The Quai de L’Ile Retrograde Annual Calendar has a more streamlined look, and is available in pink or white gold. Moreover, it comes in a new 43-mm size, with a cushion-shaped case and a screw-down back fitted with a sapphire crystal pane. If you are looking for a more radical departure from the watch’s original trappings, then personalization would be the next step.

The Quai de L’Ile case, lateral flanks at 3 and 9 o’clock, lugs at 12 and 6 o’clock, the inter-lug pieces at the same positions, the support plate, the bezel, the back and the crown, as well as certain dial elements – all this can be personalized with pre-established options. The number of possible combinations come to about 700 within the entire Quai de L’Ile Collection.

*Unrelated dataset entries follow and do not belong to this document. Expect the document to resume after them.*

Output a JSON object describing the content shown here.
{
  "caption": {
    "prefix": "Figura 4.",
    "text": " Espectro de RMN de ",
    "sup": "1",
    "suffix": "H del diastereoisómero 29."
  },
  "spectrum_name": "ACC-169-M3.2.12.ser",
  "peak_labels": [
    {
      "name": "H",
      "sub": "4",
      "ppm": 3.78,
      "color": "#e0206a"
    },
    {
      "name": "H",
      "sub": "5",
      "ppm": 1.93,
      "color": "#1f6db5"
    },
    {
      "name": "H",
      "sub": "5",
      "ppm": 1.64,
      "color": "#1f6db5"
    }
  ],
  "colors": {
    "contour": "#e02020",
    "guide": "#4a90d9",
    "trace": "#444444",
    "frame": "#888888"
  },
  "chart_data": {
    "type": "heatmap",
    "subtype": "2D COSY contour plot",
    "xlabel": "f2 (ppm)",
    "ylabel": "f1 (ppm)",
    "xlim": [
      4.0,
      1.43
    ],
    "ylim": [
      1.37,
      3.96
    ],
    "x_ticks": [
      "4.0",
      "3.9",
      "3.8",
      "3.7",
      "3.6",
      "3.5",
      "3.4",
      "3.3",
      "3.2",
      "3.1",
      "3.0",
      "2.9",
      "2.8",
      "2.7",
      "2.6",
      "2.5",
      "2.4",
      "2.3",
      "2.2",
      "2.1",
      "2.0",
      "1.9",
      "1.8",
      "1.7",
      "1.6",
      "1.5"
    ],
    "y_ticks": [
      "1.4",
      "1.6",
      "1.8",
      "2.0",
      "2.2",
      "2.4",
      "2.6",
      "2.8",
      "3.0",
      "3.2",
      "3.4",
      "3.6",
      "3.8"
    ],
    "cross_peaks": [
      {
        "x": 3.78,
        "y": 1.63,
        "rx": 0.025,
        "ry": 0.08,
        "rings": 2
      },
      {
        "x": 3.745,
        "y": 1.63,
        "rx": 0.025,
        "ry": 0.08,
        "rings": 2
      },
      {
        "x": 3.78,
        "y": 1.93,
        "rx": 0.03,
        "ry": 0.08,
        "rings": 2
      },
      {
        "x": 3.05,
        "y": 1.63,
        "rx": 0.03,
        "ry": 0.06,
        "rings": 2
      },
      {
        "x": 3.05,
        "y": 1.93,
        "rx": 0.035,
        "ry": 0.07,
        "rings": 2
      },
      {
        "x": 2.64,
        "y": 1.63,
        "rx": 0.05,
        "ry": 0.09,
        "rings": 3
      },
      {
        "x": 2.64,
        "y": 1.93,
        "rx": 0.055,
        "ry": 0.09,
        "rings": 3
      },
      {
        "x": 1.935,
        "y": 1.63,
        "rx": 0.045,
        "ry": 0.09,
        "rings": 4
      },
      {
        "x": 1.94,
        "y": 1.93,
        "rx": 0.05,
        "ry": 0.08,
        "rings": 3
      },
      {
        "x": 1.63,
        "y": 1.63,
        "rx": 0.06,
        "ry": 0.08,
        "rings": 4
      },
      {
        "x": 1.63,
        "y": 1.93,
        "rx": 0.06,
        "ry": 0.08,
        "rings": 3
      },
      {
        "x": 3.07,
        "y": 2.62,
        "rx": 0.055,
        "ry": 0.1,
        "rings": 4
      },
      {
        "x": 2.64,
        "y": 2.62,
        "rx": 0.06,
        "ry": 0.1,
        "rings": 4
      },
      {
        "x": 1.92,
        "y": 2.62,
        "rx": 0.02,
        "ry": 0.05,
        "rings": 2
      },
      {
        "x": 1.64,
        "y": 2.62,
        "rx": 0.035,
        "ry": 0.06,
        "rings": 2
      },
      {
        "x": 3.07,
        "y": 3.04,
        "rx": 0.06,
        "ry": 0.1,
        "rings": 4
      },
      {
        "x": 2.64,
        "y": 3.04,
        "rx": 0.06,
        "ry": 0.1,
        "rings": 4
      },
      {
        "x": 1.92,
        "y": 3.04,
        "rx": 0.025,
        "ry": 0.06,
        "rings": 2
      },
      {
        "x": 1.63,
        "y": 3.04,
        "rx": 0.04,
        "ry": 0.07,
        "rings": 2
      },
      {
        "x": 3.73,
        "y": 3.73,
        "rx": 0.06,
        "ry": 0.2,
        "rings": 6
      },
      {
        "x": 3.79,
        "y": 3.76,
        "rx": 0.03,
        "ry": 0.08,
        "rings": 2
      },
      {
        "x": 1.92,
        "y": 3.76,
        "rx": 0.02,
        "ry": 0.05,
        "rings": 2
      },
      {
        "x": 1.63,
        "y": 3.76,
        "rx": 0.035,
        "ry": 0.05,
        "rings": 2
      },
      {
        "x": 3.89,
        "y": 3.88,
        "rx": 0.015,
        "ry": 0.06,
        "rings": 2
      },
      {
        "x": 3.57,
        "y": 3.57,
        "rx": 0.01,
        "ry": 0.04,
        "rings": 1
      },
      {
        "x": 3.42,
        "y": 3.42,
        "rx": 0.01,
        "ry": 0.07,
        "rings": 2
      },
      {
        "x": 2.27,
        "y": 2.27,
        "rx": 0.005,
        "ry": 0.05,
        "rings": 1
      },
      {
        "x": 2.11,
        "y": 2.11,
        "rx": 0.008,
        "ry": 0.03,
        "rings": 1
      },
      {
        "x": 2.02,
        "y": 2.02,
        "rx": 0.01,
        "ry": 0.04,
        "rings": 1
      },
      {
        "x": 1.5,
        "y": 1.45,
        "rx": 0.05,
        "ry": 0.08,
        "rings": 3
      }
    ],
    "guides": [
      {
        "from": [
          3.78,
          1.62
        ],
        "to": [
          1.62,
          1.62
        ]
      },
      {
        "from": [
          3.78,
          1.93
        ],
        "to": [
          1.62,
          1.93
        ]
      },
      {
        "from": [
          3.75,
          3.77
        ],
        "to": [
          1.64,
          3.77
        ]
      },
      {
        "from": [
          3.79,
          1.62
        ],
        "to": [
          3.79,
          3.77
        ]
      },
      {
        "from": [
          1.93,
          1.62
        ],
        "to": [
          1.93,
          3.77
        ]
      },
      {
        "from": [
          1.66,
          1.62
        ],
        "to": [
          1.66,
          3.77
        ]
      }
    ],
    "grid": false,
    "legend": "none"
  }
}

And if you have yet to be impressed by this horological masterpiece, hear this: between 4 and 5 o’clock, there is a sun motif (inspired by the clock tower of the Tour de L’Ile) printed in invisible ink, seen only with ultra-violet light!

Poetic ComplicationFive Weeks in a Balloon
Van Cleef & Arpels’ unique approach to watchmaking has always been romantic. The new “Five Weeks in a Balloon” watch, a tribute to Jules Verne’s novel, Les Voyages Extraordinaires, is a great example of the maison’s haute horlogerie expertise and artistic prowess. Made with expert enamelling, the dial depicts a hot air balloon rising into the air. Admiring the champlevé enamel and mother-of-pearl inlay will induce you, so to speak, to become a little carried away.
The retrograde movement indicates the hour and minute on the balloon’s anchor and a bird in flight, respectively. Louis de Meckenheim, Marketing Watch Manager, said, "A lot of French children grow up reading Jules Verne's stories. This collection conjures up emotions of our inner child.” With its signature Poetic Complications and Extraordinary Dials, Van Cleef & Arpels is 100% emotions. This Poetic Complications watch is an invitation for new adventures.